Many automotive fuses have contacts on the top that can be reached with fine tipped multimeter probes without removing the fuse. Set the meter to the 200mV range and then measure the Voltages across all the fuses to see what is drawing current. For instance, if a fuse as 0.01 ohms of resistance, a 1 Amp draw will show up as 10mV on the meter. Now you can find out what system is causing the draw. If you can find the door open switch and tape it closed or something you’ll be able to keep the door open while you work on it without triggering whatever draw happens when the door is open.

I think using a multimeter to measure parasitic current draw is the most effective way to get to the bottom of this

Another thing to consider . . .

Do NOT leave chargers plugged in

I have seen countless instances where even the tiny LED on the chargers draws enough current to kill a battery over time

And I’ll spell it out so that there can be no doubt whatsoever . . .
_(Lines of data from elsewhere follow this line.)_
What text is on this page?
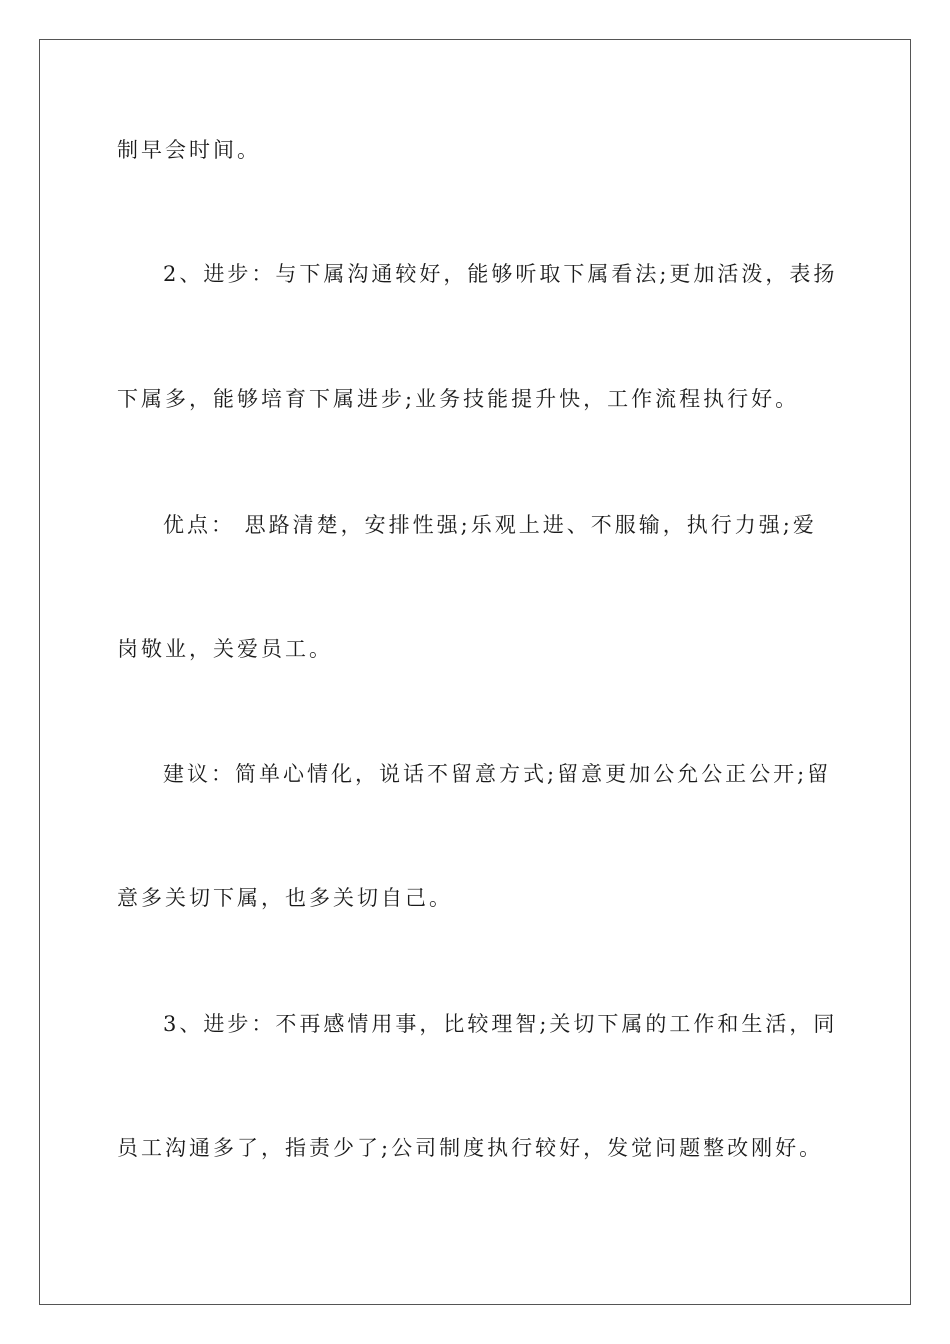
制早会时间。
2、进步：与下属沟通较好，能够听取下属看法;更加活泼，表扬
下属多，能够培育下属进步;业务技能提升快，工作流程执行好。
优点： 思路清楚，安排性强;乐观上进、不服输，执行力强;爱
岗敬业，关爱员工。
建议：简单心情化，说话不留意方式;留意更加公允公正公开;留
意多关切下属，也多关切自己。
3、进步：不再感情用事，比较理智;关切下属的工作和生活，同
员工沟通多了，指责少了;公司制度执行较好，发觉问题整改刚好。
50 milliamps is the maximum allowable parasitic current draw, imo

Your SON’s Highlander… Maybe he has an aftermarket radio? Subs and amplifiers?? An android head unit? A dash cam? And as already mentioned, chargers for his phone.

All these can be problems as they age and draw a LOT more battery when off than they should. Check those first. Pull the fuse on each of those and see if the problem goes away.